Unicef's annual flagship report, The State of the World's Children, published this month, said, 'Every year an increasing number of children are accommodated within primary education, but available places are not sufficient to keep pace with the annual growth in the school-age population.
'As a result, the global number of children out of school stubbornly remains undiminished at 121 million - and the majority is still girls.'
The worst affected area is sub-Saharan Africa, where the number of girls left out of school has risen from 20 million in 1990 to 24 million in 2002.
South Asia, east Asia and the Pacific region are also severely affected, while enrolment levels in Latin America and the Caribbean are close to those in industrialised countries.
Barriers to the classroom include schools sited too far from home, lack of clean water and separate toilet facilities and the ever-present threat of violence in and around schools.

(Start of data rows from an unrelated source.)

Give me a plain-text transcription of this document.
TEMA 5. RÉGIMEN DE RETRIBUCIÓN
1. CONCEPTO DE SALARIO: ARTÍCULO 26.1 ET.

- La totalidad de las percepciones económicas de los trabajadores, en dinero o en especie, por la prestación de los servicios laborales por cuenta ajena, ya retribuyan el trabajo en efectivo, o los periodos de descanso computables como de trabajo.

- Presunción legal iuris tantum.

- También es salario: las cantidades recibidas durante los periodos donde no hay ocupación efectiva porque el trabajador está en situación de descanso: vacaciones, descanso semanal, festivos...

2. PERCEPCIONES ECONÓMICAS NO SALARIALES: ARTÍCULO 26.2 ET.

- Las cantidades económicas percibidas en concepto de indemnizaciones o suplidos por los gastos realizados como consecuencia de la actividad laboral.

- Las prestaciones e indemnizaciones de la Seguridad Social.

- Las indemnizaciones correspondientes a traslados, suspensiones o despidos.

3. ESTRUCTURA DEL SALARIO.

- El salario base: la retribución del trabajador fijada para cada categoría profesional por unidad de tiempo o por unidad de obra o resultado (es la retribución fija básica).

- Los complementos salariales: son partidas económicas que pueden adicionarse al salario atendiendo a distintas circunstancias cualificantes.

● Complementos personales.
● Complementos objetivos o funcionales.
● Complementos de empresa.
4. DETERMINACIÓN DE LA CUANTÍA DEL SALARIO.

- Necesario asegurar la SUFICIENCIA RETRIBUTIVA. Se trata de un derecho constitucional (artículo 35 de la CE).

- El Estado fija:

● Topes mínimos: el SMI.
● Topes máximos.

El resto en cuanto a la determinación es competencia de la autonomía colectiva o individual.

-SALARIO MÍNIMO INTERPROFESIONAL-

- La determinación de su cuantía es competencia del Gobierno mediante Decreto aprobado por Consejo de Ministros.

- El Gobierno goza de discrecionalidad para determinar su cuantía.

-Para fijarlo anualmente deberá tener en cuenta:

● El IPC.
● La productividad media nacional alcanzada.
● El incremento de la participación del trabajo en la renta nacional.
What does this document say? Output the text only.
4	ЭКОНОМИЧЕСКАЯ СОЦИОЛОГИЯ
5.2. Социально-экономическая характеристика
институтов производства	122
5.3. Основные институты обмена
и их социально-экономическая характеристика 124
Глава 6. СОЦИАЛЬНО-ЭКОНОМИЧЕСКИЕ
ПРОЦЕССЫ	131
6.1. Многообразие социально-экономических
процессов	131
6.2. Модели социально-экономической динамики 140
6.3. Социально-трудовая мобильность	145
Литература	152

Carol Bellamy, Unicef executive director, said that there were nine million fewer girls than boys in school. She added, 'International development efforts have been glaringly inadequate at getting girls into school in too many countries. In this report the findings are clear: gender discrimination is hampering development efforts, starting with the fundamental right of every child to go to school.'
The report called for each country to create a national ethos recognising the value of educating girls, the integration of education into national plans for poverty reduction, the scrapping of all school fees and increased international funding for schooling. It said, 'Despite donor nations' 1990 promises for extra funding for education and their 1996 commitment to ensure universal primary education by 2015, total aid flows to developing countries actually declined during the 1990s, and bilateral funding for education plummeted even further.'
The report said girls denied education were more vulnerable to poverty, hunger, violence, abuse, exploitation and trafficking, and disease, including HIV/AIDS, and were more likely to die in childbirth. But the positive impact of educating girls was equally dramatic, because 'as mothers, educated women are more likely to have healthy children, and more likely to ensure that their children, both boys and girls, complete school'.
The report pointed out that standard approaches to achieving universal education had failed because they did not take account of specific barriers to girls gaining access to education. 'Because of the persistent and often subtle gender discrimination that runs through most societies, it is girls who are sacrificed first - being the last enrolled and the first withdrawn from schools when times get tough,' it said.